Travel journal + mosaics of my favorite Lisbon photos.
Plus I commandeered an email my sister sent out about our Portugese adventure.
Every morning we left our delightful Chiado apartment with a loosely woven plan of what might occur that day. The best thing about going on a vacation should be that you don’t have too many things to accomplish. We marveled that travelers were able to enjoy the city of Lisbon and surrounding areas in 3 days. It took us a full 10 days. We prefer the itinerary where you wake up when you want to, scout out the side streets for café’s for breakfast , hop on a mode of public transportation, and head in the general direction of something you’d like to see or do. Figuring out tram, bus, train, and metro systems is fun. They all eventually cross somewhere and something always leads back home. Experiencing the people of portugal when you are all packed tightly in a tram that often causes you to lose your balance gives you a unique perspective. Just ask my sister who happened to lose her balance and found her
hands on the seat in front of her – each hand between a different man’s legs.
Everything you have heard about the beaches in Portugal is true. The water is an inviting shade of blue/green and the sand is a fine grain and excellent for sitting upon – especially if you have a US Airways beach blanket. As for attire – anything and everything goes and truly no one gives a hoot about what you look like or what parts of your body you choose to leave unclothed.

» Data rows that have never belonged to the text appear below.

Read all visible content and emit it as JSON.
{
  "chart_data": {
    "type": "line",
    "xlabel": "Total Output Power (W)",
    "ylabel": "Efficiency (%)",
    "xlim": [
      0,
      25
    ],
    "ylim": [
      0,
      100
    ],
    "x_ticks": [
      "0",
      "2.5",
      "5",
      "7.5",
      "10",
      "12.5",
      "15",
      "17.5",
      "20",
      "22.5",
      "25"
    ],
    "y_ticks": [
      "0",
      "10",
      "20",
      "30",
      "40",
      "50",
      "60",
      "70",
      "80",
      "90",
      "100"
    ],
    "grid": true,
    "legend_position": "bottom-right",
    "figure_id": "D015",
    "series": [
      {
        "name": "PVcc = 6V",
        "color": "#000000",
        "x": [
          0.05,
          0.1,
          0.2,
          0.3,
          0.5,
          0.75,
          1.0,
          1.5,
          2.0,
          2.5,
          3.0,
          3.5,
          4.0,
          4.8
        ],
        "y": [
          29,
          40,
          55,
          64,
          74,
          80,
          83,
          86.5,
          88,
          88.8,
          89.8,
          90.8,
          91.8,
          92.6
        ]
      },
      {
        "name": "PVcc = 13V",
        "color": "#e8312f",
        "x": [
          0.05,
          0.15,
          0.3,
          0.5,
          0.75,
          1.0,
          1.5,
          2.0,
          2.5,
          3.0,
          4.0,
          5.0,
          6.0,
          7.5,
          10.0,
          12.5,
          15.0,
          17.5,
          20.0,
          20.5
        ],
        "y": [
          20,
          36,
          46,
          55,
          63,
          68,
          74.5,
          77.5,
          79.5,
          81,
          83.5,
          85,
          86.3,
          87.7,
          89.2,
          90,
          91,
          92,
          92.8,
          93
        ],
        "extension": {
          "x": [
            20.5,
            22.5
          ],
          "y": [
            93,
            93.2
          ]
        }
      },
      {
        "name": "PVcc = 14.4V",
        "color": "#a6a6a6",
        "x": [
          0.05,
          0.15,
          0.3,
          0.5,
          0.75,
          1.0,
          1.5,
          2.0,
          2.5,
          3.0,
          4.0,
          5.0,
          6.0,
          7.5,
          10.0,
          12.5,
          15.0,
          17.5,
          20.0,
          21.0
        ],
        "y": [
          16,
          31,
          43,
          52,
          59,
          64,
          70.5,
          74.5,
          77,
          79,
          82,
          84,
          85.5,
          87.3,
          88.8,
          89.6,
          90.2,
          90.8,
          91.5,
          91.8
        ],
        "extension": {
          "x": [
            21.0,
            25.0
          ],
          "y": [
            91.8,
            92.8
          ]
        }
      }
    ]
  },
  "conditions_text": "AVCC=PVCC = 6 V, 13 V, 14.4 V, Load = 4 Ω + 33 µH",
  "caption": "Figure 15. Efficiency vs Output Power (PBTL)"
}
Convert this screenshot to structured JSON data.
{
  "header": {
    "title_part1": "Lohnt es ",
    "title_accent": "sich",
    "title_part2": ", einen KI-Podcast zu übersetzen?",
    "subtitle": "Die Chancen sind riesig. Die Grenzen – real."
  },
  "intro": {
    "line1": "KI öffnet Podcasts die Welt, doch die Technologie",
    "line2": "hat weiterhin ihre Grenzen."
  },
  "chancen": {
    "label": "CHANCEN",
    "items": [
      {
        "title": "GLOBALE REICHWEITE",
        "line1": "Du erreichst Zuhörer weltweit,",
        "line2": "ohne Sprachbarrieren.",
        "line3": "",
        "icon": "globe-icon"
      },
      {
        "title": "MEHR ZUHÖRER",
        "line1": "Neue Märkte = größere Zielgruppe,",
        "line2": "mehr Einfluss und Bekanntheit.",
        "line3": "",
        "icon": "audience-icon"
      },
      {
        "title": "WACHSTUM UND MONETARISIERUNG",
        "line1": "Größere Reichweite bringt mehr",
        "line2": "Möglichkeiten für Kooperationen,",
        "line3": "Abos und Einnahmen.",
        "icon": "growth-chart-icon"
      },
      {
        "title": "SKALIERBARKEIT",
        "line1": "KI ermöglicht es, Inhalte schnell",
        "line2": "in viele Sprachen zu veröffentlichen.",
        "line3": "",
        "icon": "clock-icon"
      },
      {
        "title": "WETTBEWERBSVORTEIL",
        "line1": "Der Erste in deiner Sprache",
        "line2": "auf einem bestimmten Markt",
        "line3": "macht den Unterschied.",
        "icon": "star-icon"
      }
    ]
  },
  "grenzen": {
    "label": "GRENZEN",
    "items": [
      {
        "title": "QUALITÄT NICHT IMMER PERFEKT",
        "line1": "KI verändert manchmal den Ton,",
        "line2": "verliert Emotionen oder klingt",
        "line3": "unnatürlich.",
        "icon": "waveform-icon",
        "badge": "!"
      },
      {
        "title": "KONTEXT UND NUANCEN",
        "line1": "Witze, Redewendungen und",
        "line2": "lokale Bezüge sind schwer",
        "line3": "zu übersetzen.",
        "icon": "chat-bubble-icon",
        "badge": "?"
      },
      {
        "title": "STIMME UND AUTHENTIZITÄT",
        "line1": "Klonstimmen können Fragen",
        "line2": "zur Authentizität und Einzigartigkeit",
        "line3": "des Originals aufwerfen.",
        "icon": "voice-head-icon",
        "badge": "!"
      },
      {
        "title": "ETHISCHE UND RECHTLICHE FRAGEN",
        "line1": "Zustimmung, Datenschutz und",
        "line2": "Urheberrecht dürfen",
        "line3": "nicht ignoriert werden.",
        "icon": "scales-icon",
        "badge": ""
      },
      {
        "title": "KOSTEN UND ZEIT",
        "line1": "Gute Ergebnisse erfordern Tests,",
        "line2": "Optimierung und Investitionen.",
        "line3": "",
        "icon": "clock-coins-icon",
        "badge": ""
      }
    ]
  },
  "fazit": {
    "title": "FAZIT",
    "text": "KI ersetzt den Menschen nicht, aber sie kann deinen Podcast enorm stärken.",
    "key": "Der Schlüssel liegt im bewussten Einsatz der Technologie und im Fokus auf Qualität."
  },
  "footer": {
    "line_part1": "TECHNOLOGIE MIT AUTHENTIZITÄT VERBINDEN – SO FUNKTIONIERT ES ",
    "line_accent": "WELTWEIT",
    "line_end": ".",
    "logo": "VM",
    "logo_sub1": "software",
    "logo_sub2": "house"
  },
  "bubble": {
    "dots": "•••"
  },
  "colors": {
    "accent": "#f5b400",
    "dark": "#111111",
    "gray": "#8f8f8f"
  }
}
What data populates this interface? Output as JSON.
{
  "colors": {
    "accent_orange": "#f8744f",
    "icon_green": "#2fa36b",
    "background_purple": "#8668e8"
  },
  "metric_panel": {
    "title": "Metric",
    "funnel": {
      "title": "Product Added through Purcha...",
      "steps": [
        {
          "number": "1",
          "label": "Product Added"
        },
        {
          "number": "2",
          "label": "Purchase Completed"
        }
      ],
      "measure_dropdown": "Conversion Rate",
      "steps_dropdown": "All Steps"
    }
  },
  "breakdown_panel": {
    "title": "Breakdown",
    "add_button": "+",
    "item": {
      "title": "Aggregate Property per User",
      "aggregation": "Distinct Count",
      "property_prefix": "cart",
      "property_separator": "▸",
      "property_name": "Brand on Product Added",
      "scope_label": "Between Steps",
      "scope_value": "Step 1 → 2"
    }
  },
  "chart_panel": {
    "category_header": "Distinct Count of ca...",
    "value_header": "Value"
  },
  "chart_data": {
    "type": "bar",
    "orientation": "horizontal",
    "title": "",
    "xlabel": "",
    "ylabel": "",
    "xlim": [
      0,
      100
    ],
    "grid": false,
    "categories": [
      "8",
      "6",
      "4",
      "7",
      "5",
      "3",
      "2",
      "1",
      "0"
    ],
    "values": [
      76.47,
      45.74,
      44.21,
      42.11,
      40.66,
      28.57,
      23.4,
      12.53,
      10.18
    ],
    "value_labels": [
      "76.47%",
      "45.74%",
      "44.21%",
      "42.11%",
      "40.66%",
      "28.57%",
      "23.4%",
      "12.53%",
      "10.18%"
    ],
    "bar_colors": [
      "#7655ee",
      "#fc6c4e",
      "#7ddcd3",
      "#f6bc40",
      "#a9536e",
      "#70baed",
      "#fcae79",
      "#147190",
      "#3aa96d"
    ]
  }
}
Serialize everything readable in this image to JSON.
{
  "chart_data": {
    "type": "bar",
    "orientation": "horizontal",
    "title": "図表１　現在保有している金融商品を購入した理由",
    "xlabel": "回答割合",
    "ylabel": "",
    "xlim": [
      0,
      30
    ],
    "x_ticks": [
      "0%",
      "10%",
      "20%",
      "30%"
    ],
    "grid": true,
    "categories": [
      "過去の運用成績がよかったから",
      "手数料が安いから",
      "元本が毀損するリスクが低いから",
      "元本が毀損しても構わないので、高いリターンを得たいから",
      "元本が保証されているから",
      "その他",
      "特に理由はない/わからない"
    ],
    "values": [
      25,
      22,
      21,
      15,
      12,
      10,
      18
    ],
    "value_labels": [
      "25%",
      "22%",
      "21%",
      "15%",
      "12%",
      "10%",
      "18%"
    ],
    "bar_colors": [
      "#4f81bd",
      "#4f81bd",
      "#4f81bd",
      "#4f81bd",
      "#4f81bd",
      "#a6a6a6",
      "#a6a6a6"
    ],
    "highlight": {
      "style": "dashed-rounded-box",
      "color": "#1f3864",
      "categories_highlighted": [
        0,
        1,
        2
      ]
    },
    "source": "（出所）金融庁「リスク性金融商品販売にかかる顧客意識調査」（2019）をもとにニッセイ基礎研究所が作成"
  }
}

This area is known as boca del infierno (the mouth of hell). My sister was determined we should see it despite the fact that it involved a long hot trek which might have caused me to whine a bit. They have diving partners at the top and for the small sum of 50 US dollars they strap you to their body and you get to experience a thrill of a lifetime without breaking your neck or getting water up your nose. We both of course gave it a go and highly recommend it should you find yourself at the mouth of hell. My diving partner was the great, great, great, great, grandson of Vaso de Gama. I suggest you try and get him if you can.
We each brought a book with us that we ended up tearing into sections so we could easily store them in our purses. Reading a book on a bench in dappled sunlight in the middle of a park is something that we don’t ever do enough of at home.
The most delightful experience of the trip was probably the night we wandered up to the ruins of an old convent that were in a little neighborhood square on the hill behind our apartment. We could hear beautiful music and decided to be brave and wander into the ruins and see what was going on. It was the Lisbon metropolitan orchestra playing a concert in our honor. We were invited to sit on chairs on the grass in the middle of the ruins while the music surrounded us and the gulls flew overhead. Enchanting is really the only way to describe it. This is the memory I want to have imprinted on my brain when I can’t remember anything else. It will be enough.
And that concludes this travelogue. When you decide to go to Lisbon be sure and give me a call so I can hook you up with our crazy night time taxi driver, advise you on the best Fado restaurant in the city, instruct you in ordering from a Portuguese menu, give you tips on walking on slippery cobblestones so you don’t fall down in public, lessons in exiting quickly from a tram so you don’t get separated, and many other invaluable tid bits that are sure to make your stay memorable in many ways.